Manifeste PRS 17 : IL N’Y A PAS D’EMANCIPATION CULTURELLE SANS LUMIERES PUBLIQUES

samedi 23 décembre 2006.
 

LE NOUVEAU CLERICALISME MEDIATIQUE ET LA CASSE DU SECTEUR CULTUREL

Les individus comme les sociétés se construisent à travers la représentation qu’ils se font d’euxmêmes.

La production abondante d’une culture de masse structure l’ensemble du monde social, alors même qu’elle s’élabore en dehors de toute intervention des citoyens. Ainsi, la production culturelle est aujourd’hui trustée par une poignée de conglomérats qui imposent à la plus grande part de l’Humanité les mêmes référents libéraux. La concentration capitalistique est particulièrement prégnante dans le secteur des médias où les sociétés de presse et de production audiovisuelle sont aux mains de quelques grands groupes d’actionnaires qui gèrent avec le même souci de rentabilité la production de l’information et les activités industrielles auxquelles ces groupes sont souvent liés. L’endoctrinement par la télévision et la publicité a ainsi été clairement théorisé par le patron de TF1 comme devant fournir des temps de cerveaux disponibles pour acheter du coca-cola. Quant au budget mondial affecté au marketing et à la publicité, il permettrait de régler le problème de la pauvreté mondiale.

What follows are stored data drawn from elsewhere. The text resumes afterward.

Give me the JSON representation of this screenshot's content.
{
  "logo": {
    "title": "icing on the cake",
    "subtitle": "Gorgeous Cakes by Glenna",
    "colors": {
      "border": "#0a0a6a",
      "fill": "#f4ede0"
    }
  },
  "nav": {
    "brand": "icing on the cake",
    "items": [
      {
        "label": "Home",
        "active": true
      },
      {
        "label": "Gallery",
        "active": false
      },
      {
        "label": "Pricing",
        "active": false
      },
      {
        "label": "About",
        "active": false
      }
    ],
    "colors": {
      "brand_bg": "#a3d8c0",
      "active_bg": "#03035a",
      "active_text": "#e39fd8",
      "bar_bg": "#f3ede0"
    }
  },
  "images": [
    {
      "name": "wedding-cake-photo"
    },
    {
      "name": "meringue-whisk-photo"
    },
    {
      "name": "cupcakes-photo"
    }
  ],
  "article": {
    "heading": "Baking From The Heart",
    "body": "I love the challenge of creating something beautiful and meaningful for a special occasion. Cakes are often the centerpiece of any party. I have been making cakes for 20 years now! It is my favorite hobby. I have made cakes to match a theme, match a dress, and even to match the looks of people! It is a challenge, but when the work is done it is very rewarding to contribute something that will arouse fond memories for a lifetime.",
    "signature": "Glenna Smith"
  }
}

Dans ces conditions, le pouvoir médiatique est devenu un quatrième pouvoir qui, allié au pouvoir économique, écrase les anciens pouvoirs de la souveraineté populaire. Les nouveaux puissants le gèrent en dehors de tout contrôle citoyen. Les médias dominants exercent en effet un pouvoir exorbitant, véritable droit de vie et de mort sociale sur leurs contemporains, en décidant à leur gré ce qui est vrai ou faux, digne ou indigne d’intérêt, juste ou scandaleux. Ils exercent un quasi monopole sur la production des représentations de la société, d’autant qu’ils ont contribué à dénigrer et contourner toute forme concurrente, en dévalorisant l’engagement politique et en s’autoproclamant porte-parole du peuple par la grâce des sondages. Or le contenu des médias est loin d’être neutre. Il constitue même le principal vecteur de l’idéologie dominante de notre époque : apologie de la construction de soi par la consommation, dissolution des identités collectives, culte d’un hédonisme égoïste, exaltation des fausses rebellions qui ne remettent pas en cause le système. La précarisation des conditions de travail des journalistes, leurs impératifs de rentabilité et d’audimat, rendent progressivement impossible la production d’une information éclairée et éclairante. Se copiant les uns les autres, les médias tournent en boucle en répétant inlassablement l’idéologie dominante, comme une nouvelle liturgie des masses.

Les gouvernements de droite s’emploient à conforter cette domination culturelle en cassant la production artistique indépendante. Ainsi depuis 2002, le maillage culturel de notre pays s’effiloche, notamment par une baisse considérable des crédits accordés à l’éducation artistique en milieu scolaire et par une attaque sans précédent contre les artistes et les techniciens du spectacle : 40 000 intermittents du spectacle sortis du système depuis 2003.

Contre la misère culturelle et l’endoctrinement médiatique qui l’entretient, l’émancipation culturelle forge des esprits libérés du conditionnement des origines et de l’emprise des conditions matérielles d’existence. Elle implique notamment la capacité de la société à maîtriser sa propre représentation. La reconquête de la société par elle-même suppose une offensive assumée contre l’emprise exercée par ces nouveaux cléricaux publicitaires-médiatiques.

FAIRE DE L’INTERNET UN ESPACE PUBLIC DE LIBERTE

Autre front nouveau de droits, les technologies de l’information posent un problème inouï au capitalisme de notre époque en permettant la multiplication à l’infini de l’information, sans coût supplémentaire ni barrière de péage possible. Or cette information est désormais le support d’une part toujours plus grande de la valeur ajoutée mondiale dans les secteurs de l’industrie culturelle, des logiciels ou de la programmation. Pour instaurer ces droits de péage, les gouvernements édictent des mesures de contrôle empiétant toujours plus sur la vie privée des personnes. Alors que les technologies de l’information constituent potentiellement un formidable espace d’échanges culturels et de mise en réseau des intelligences, elles sont transformées en support d’une mise sous contrôle généralisée des populations au nom du droit inaliénable des entreprises à faire du profit. Un nouveau droit de l’Internet comme espace public doit au contraire être construit pour permettre la diffusion des échanges culturels au plus grand nombre, tout en garantissant la rémunération du travail et de la création.